Awan pagi meluruhkan gerimis, tenang dan teduh. Gumpalan air itu tak bisa bertahan lama di atas sana beku dalam selimut lembut. Seperti hatiku yang hampir membeku. Untung saja ada mentari yang datang meski terlambat. Memecah balok sepi sampai ke tepi. Ia cantik memesona, bagai mentari di pantai Kuta. Cahaya wajahnya menghangatkan, memenuhi pembuluh darah di kepala. Kehadirannya membuat gelembung-gelembung kecil dalam dada. Aku tak tahu ini apa. Tapi sungguh, ini tak disengaja.
Di tempatku bekerja, aku lebih suka ceria. Tempat itu memang tidak biasa, menghadirkan suasana yang tidak bisa kau menolaknya. Kaum hawa mendominasi jumlah populasi. Hadir di mana-mana dengan wangi dan make-up berwarna. Menebar senyawa halus tak terlihat. Satu di antaranya berhasil membebat pikiranku. Namun aku tak cukup berani mendekatinya (inilah kelemahanku kawan, tolong jangan beri tahu yang lain). Sampai hari berkumpul menjadi bulan, aku belum bisa akrab dengannya. Hanya sapaan satu-dua patah kata. Akhirnya, rasa itu hilang dengan sendirinya. Hati ini menguncup layaknya bunga bangkai di bulan Juni. Senyap, terperangkap oleh kecewa. Hingga aku memutuskan untuk tidak lagi menyukai siapapun, terutama wanita.

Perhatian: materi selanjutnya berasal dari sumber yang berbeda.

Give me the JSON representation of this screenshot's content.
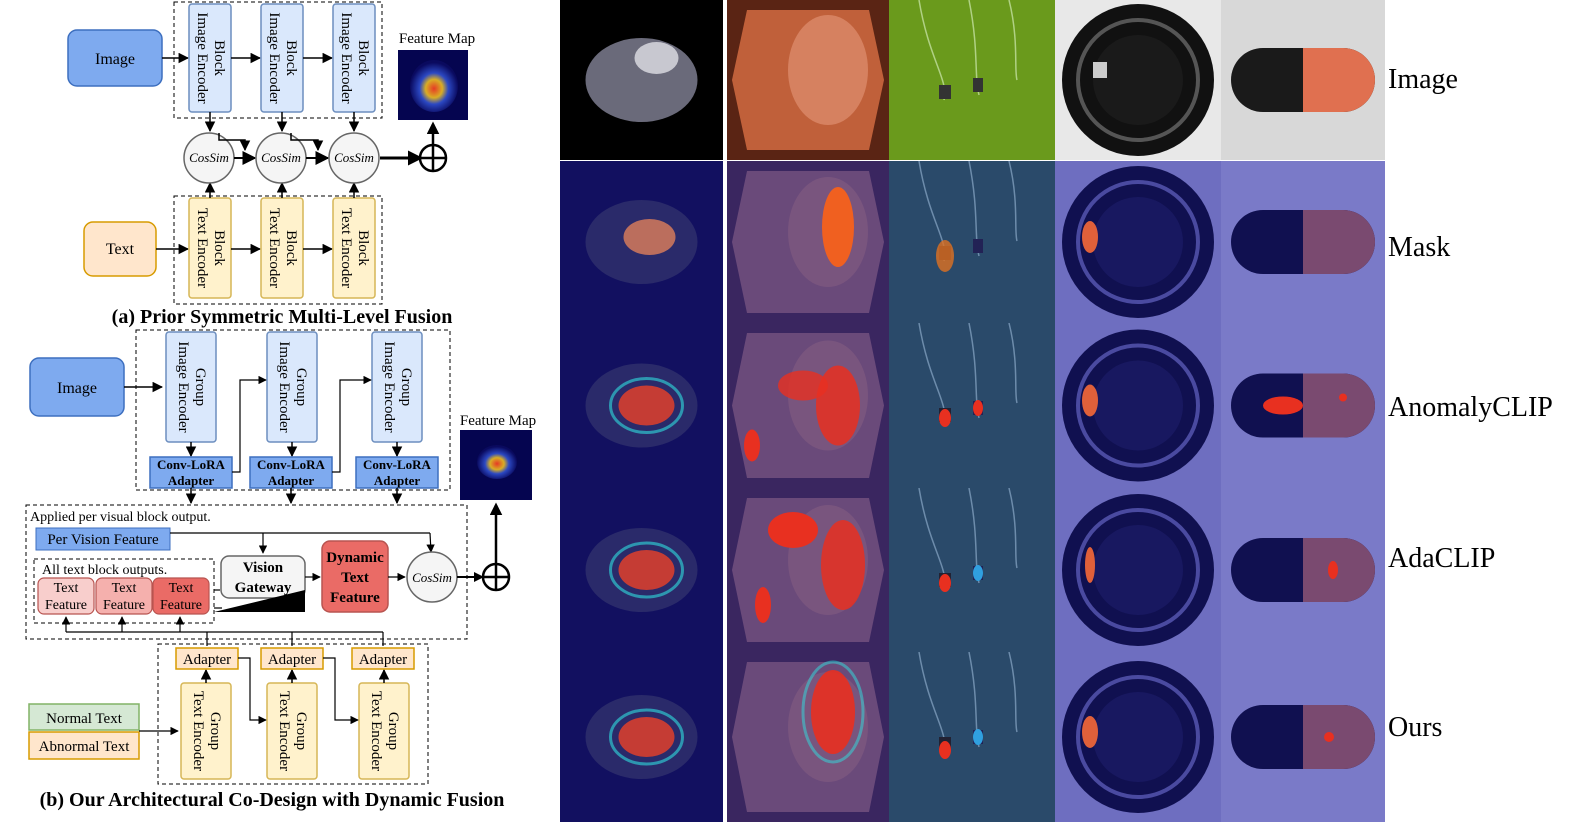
{
  "panel_a": {
    "image_box": "Image",
    "text_box": "Text",
    "image_blocks": [
      "Image Encoder Block",
      "Image Encoder Block",
      "Image Encoder Block"
    ],
    "text_blocks": [
      "Text Encoder Block",
      "Text Encoder Block",
      "Text Encoder Block"
    ],
    "cossim": "CosSim",
    "feature_map": "Feature Map",
    "caption": "(a) Prior Symmetric Multi-Level Fusion"
  },
  "panel_b": {
    "image_box": "Image",
    "image_groups": [
      "Image Encoder Group",
      "Image Encoder Group",
      "Image Encoder Group"
    ],
    "lora_adapters": [
      "Conv-LoRA Adapter",
      "Conv-LoRA Adapter",
      "Conv-LoRA Adapter"
    ],
    "applied_note": "Applied per visual block output.",
    "per_vision_feature": "Per Vision Feature",
    "all_text_note": "All text block outputs.",
    "text_features": [
      "Text Feature",
      "Text Feature",
      "Text Feature"
    ],
    "vision_gateway": "Vision Gateway",
    "dynamic_text_feature": "Dynamic Text Feature",
    "cossim": "CosSim",
    "feature_map": "Feature Map",
    "adapters": [
      "Adapter",
      "Adapter",
      "Adapter"
    ],
    "text_groups": [
      "Text Encoder Group",
      "Text Encoder Group",
      "Text Encoder Group"
    ],
    "normal_text": "Normal Text",
    "abnormal_text": "Abnormal Text",
    "caption": "(b) Our Architectural Co-Design with Dynamic Fusion"
  },
  "grid": {
    "row_labels": [
      "Image",
      "Mask",
      "AnomalyCLIP",
      "AdaCLIP",
      "Ours"
    ],
    "colors": {
      "blue_fill": "#dae8fc",
      "blue_stroke": "#6c8ebf",
      "yellow_fill": "#fff2cc",
      "yellow_stroke": "#d6b656",
      "red_fill": "#f8cecc",
      "red_stroke": "#b85450",
      "green_fill": "#d5e8d4",
      "overlay": "#3c3cc8"
    }
  }
}
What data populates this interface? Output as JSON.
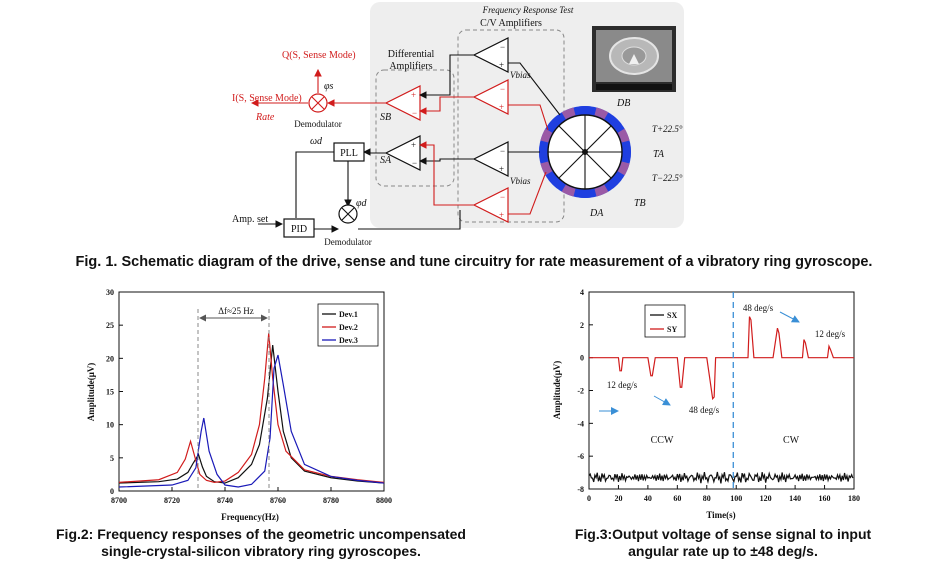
{
  "figure1": {
    "caption": "Fig. 1. Schematic diagram of the drive, sense and tune circuitry for rate measurement of a vibratory ring gyroscope.",
    "freq_test_label": "Frequency Response Test",
    "cv_amplifiers_label": "C/V Amplifiers",
    "diff_amplifiers_label": [
      "Differential",
      "Amplifiers"
    ],
    "q_output": "Q(S, Sense Mode)",
    "i_output": "I(S, Sense Mode)",
    "rate_label": "Rate",
    "phi_s": "φs",
    "demodulator_top": "Demodulator",
    "demodulator_bottom": "Demodulator",
    "omega_d": "ωd",
    "phi_d": "φd",
    "pll_label": "PLL",
    "pid_label": "PID",
    "amp_set": "Amp. set",
    "s_b": "SB",
    "s_a": "SA",
    "v_bias": "Vbias",
    "electrodes": {
      "db": "DB",
      "t_plus": "T+22.5°",
      "ta": "TA",
      "t_minus": "T−22.5°",
      "tb": "TB",
      "da": "DA"
    },
    "colors": {
      "signal_red": "#d11c1c",
      "electrode_blue": "#1f3fe0",
      "electrode_purple": "#9a5aa6",
      "panel_gray": "#eeeeee"
    }
  },
  "figure2": {
    "caption_lines": [
      "Fig.2: Frequency responses of the geometric uncompensated",
      "single-crystal-silicon vibratory ring gyroscopes."
    ],
    "annotation": "Δf≈25 Hz",
    "chart_data": {
      "type": "line",
      "xlabel": "Frequency(Hz)",
      "ylabel": "Amplitude(μV)",
      "xlim": [
        8700,
        8800
      ],
      "ylim": [
        0,
        30
      ],
      "xticks": [
        8700,
        8720,
        8740,
        8760,
        8780,
        8800
      ],
      "yticks": [
        0,
        5,
        10,
        15,
        20,
        25,
        30
      ],
      "legend": "top-right",
      "series": [
        {
          "name": "Dev.1",
          "color": "#111111",
          "x": [
            8700,
            8715,
            8722,
            8726,
            8728,
            8730,
            8731.5,
            8733,
            8736,
            8740,
            8745,
            8750,
            8753,
            8756,
            8758,
            8760,
            8762,
            8765,
            8770,
            8780,
            8790,
            8800
          ],
          "y": [
            1.2,
            1.4,
            1.8,
            2.8,
            4.2,
            5.5,
            3.6,
            2.2,
            1.4,
            1.2,
            2.0,
            4.0,
            7.0,
            14.0,
            22.0,
            15.0,
            9.0,
            5.0,
            3.0,
            2.0,
            1.5,
            1.2
          ]
        },
        {
          "name": "Dev.2",
          "color": "#d11c1c",
          "x": [
            8700,
            8715,
            8722,
            8725,
            8727,
            8729,
            8730.5,
            8733,
            8736,
            8740,
            8745,
            8750,
            8753,
            8755,
            8756.5,
            8758,
            8760,
            8763,
            8770,
            8780,
            8790,
            8800
          ],
          "y": [
            1.3,
            1.7,
            2.8,
            4.8,
            7.5,
            4.6,
            2.5,
            1.6,
            1.3,
            1.5,
            2.8,
            5.5,
            10.0,
            17.0,
            23.8,
            17.0,
            10.0,
            6.0,
            3.2,
            2.2,
            1.7,
            1.3
          ]
        },
        {
          "name": "Dev.3",
          "color": "#1a1ab8",
          "x": [
            8700,
            8720,
            8726,
            8729,
            8731,
            8732,
            8734,
            8737,
            8740,
            8745,
            8750,
            8755,
            8757,
            8758.5,
            8760,
            8762,
            8765,
            8770,
            8780,
            8790,
            8800
          ],
          "y": [
            0.6,
            0.9,
            1.6,
            3.5,
            9.0,
            11.0,
            6.0,
            2.5,
            0.9,
            0.6,
            1.0,
            3.0,
            8.0,
            18.5,
            20.5,
            16.0,
            9.0,
            4.0,
            2.2,
            1.6,
            1.2
          ]
        }
      ]
    }
  },
  "figure3": {
    "caption_lines": [
      "Fig.3:Output voltage of sense signal to input",
      "angular rate up to ±48 deg/s."
    ],
    "annotations": {
      "ccw": "CCW",
      "cw": "CW",
      "ccw_12": "12 deg/s",
      "ccw_48": "48 deg/s",
      "cw_48": "48 deg/s",
      "cw_12": "12 deg/s"
    },
    "chart_data": {
      "type": "line",
      "xlabel": "Time(s)",
      "ylabel": "Amplitude(μV)",
      "xlim": [
        0,
        180
      ],
      "ylim": [
        -8,
        4
      ],
      "xticks": [
        0,
        20,
        40,
        60,
        80,
        100,
        120,
        140,
        160,
        180
      ],
      "yticks": [
        -8,
        -6,
        -4,
        -2,
        0,
        2,
        4
      ],
      "legend": "top-left",
      "divider_x": 98,
      "series": [
        {
          "name": "SX",
          "color": "#111111",
          "x": [
            0,
            180
          ],
          "y": [
            -7.3,
            -7.3
          ]
        },
        {
          "name": "SY",
          "color": "#d11c1c",
          "x": [
            0,
            20,
            21,
            22,
            23,
            25,
            40,
            42,
            43,
            45,
            60,
            62,
            63,
            65,
            80,
            84,
            85,
            86,
            88,
            100,
            108,
            109,
            110,
            112,
            125,
            128,
            129,
            131,
            145,
            146,
            147,
            149,
            162,
            163,
            164,
            166,
            180
          ],
          "y": [
            0,
            0,
            -0.8,
            -0.8,
            0,
            0,
            0,
            -1.1,
            -1.1,
            0,
            0,
            -1.8,
            -1.8,
            0,
            0,
            -2.5,
            -2.4,
            0,
            0,
            0,
            0,
            2.5,
            2.3,
            0,
            0,
            1.8,
            1.5,
            0,
            0,
            1.1,
            0.9,
            0,
            0,
            0.7,
            0.5,
            0,
            0
          ]
        }
      ]
    }
  }
}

Untungnya, keputusanku itu cuma sementara. Di perjalanan pulang, aku bertemu dengan wanita cantik jelita. Sumpah atas nama kembang tujuh rupa, ia berparas jelita. Membuatku tiba-tiba sakit mata: tak bisa berkedip, tanpa suara. Aku sempat menduga ia sebagai bidadari yang ingin coba tinggal di planet Bumi. Segera kuhapus khayalan itu. Bagai ditantang untuk terjun payung dari atas Monas, aku meyakinkan diriku untuk dapat berkenalan dengannya. Dengan kekuatan pikiran, semua dapat terlaksana. Perjalanan sepanjang 30 km itu pun kurasakan sebagai perjalan 30 tahun ke luar angkasa.
Ini tidak biasa bukan karena tak disengaja. Setelah kulihat profil Facebook-nya, tertulis status hubungan: Telah menikah dengan …. Seketika itu pula sepotek Bulan yang sedang menggantung di langit malam rasanya jatuh menimpa kepala. Tapi tak apa. Temanku berkata: “Status itu berarti dia udah punya pacar. Tenang aja, sebelum janur kuning melengkung boi!” Entah kenapa aku bisa percaya dengan kata-kata temanku yang kewarasannya perlu diuji itu. Aku tetap bertukar pesan dengannya, meski aku tak bisa mengetik SMS dengan cepat (ini satu lagi kelemahanku, psst…). Ia hadir sebagai warna baru dalam sisa-sisa hariku. Aku belajar untuk berteman dengan lawan jenis. Urusan teman dekat atau bukan, sungguh itu terserah ia dan (sepotek bulan) yang di atas. Lagu James Blunt, You’re Beautifull mengalun dari music player di ponselku, “I saw your face in a crowding place, and I don’t know way to do, cause I’ll never be with you.”